Though his equally brilliant lawyer, Geoffrey Fieger, helped coach him for his courtroom appearances, he had no authentic human warmth. He intellectually believed those who were hopelessly suffering should be allowed to end their lives with a physician's aid. I agreed with him then, and still do. However, he ruined his own movement and discredited himself by his reckless behavior. By 1998, Michigan had stopped prosecuting him for assisted suicide.

At least one other doctor began following in his footsteps. But Kevorkian then switched to euthanasia, taped himself doing it, and challenged the law. For good measure, he fired his lawyer, and tried to defend himself, making a mess.

I've seen Jack Kevorkian once since he got out. He said that I am "too objective" and he doesn't want to talk to me anymore. He's now 81, and spends most of his time reading and writing in a downscale Royal Oak apartment.

Ironically, he accomplished something for mankind that he most likely never intended.

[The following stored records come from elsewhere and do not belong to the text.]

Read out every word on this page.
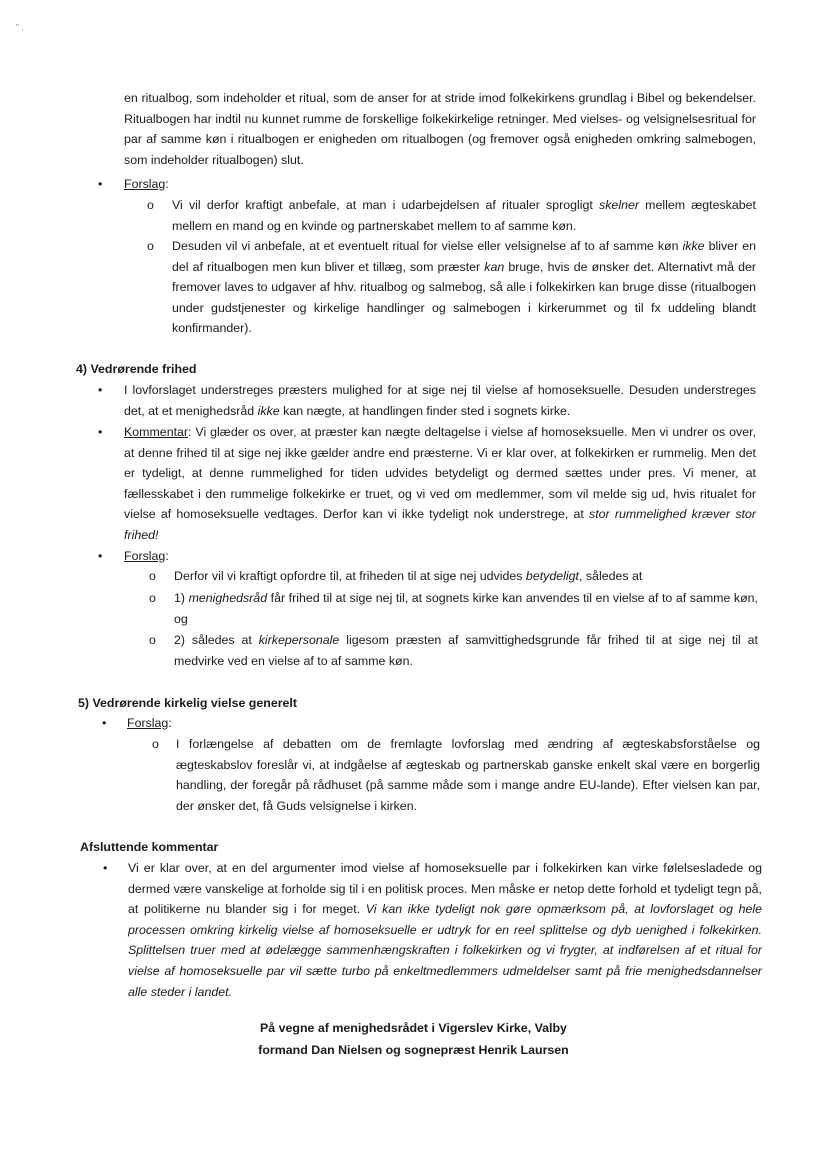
" ,
en ritualbog, som indeholder et ritual, som de anser for at stride imod folkekirkens grundlag i Bibel og bekendelser. Ritualbogen har indtil nu kunnet rumme de forskellige folkekirkelige retninger. Med vielses- og velsignelsesritual for par af samme køn i ritualbogen er enigheden om ritualbogen (og fremover også enigheden omkring salmebogen, som indeholder ritualbogen) slut.
•	Forslag:
o Vi vil derfor kraftigt anbefale, at man i udarbejdelsen af ritualer sprogligt skelner mellem ægteskabet mellem en mand og en kvinde og partnerskabet mellem to af samme køn.
o Desuden vil vi anbefale, at et eventuelt ritual for vielse eller velsignelse af to af samme køn ikke bliver en del af ritualbogen men kun bliver et tillæg, som præster kan bruge, hvis de ønsker det. Alternativt må der fremover laves to udgaver af hhv. ritualbog og salmebog, så alle i folkekirken kan bruge disse (ritualbogen under gudstjenester og kirkelige handlinger og salmebogen i kirkerummet og til fx uddeling blandt konfirmander).
4) Vedrørende frihed
•	I lovforslaget understreges præsters mulighed for at sige nej til vielse af homoseksuelle. Desuden understreges det, at et menighedsråd ikke kan nægte, at handlingen finder sted i sognets kirke.
•	Kommentar: Vi glæder os over, at præster kan nægte deltagelse i vielse af homoseksuelle. Men vi undrer os over, at denne frihed til at sige nej ikke gælder andre end præsterne. Vi er klar over, at folkekirken er rummelig. Men det er tydeligt, at denne rummelighed for tiden udvides betydeligt og dermed sættes under pres. Vi mener, at fællesskabet i den rummelige folkekirke er truet, og vi ved om medlemmer, som vil melde sig ud, hvis ritualet for vielse af homoseksuelle vedtages. Derfor kan vi ikke tydeligt nok understrege, at stor rummelighed kræver stor frihed!
•	Forslag:
o Derfor vil vi kraftigt opfordre til, at friheden til at sige nej udvides betydeligt, således at
o 1) menighedsråd får frihed til at sige nej til, at sognets kirke kan anvendes til en vielse af to af samme køn, og
o 2) således at kirkepersonale ligesom præsten af samvittighedsgrunde får frihed til at sige nej til at medvirke ved en vielse af to af samme køn.
5) Vedrørende kirkelig vielse generelt
•	Forslag:
o I forlængelse af debatten om de fremlagte lovforslag med ændring af ægteskabsforståelse og ægteskabslov foreslår vi, at indgåelse af ægteskab og partnerskab ganske enkelt skal være en borgerlig handling, der foregår på rådhuset (på samme måde som i mange andre EU-lande). Efter vielsen kan par, der ønsker det, få Guds velsignelse i kirken.
Afsluttende kommentar
•	Vi er klar over, at en del argumenter imod vielse af homoseksuelle par i folkekirken kan virke følelsesladede og dermed være vanskelige at forholde sig til i en politisk proces. Men måske er netop dette forhold et tydeligt tegn på, at politikerne nu blander sig i for meget. Vi kan ikke tydeligt nok gøre opmærksom på, at lovforslaget og hele processen omkring kirkelig vielse af homoseksuelle er udtryk for en reel splittelse og dyb uenighed i folkekirken. Splittelsen truer med at ødelægge sammenhængskraften i folkekirken og vi frygter, at indførelsen af et ritual for vielse af homoseksuelle par vil sætte turbo på enkeltmedlemmers udmeldelser samt på frie menighedsdannelser alle steder i landet.
På vegne af menighedsrådet i Vigerslev Kirke, Valby
formand Dan Nielsen og sognepræst Henrik Laursen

When he helped the first of his 130-odd patients die back in 1990, the medical community was too insensitive toward people in pain. There was almost no such thing as "end-of-life care," but Dr. Death changed that. And then the hospice movement was winning new support from government and private sources who saw it at least partly as an alternative to Jack Kevorkian.

Doctors became more sensitive to patients' needs. Now they are more likely to prescribe adequate pain medication.

The way most of us die is not very pleasant. Kevorkian's odd crusade to help speed that passage for a few ended up, ironically, making the end of life more comfortable for many more.

Perhaps, that's how he should be remembered.

Jack Lessenberry, a member of the journalism faculty at Wayne State University in Detroit and The Blade's ombudsman, writes on issues and people in Michigan.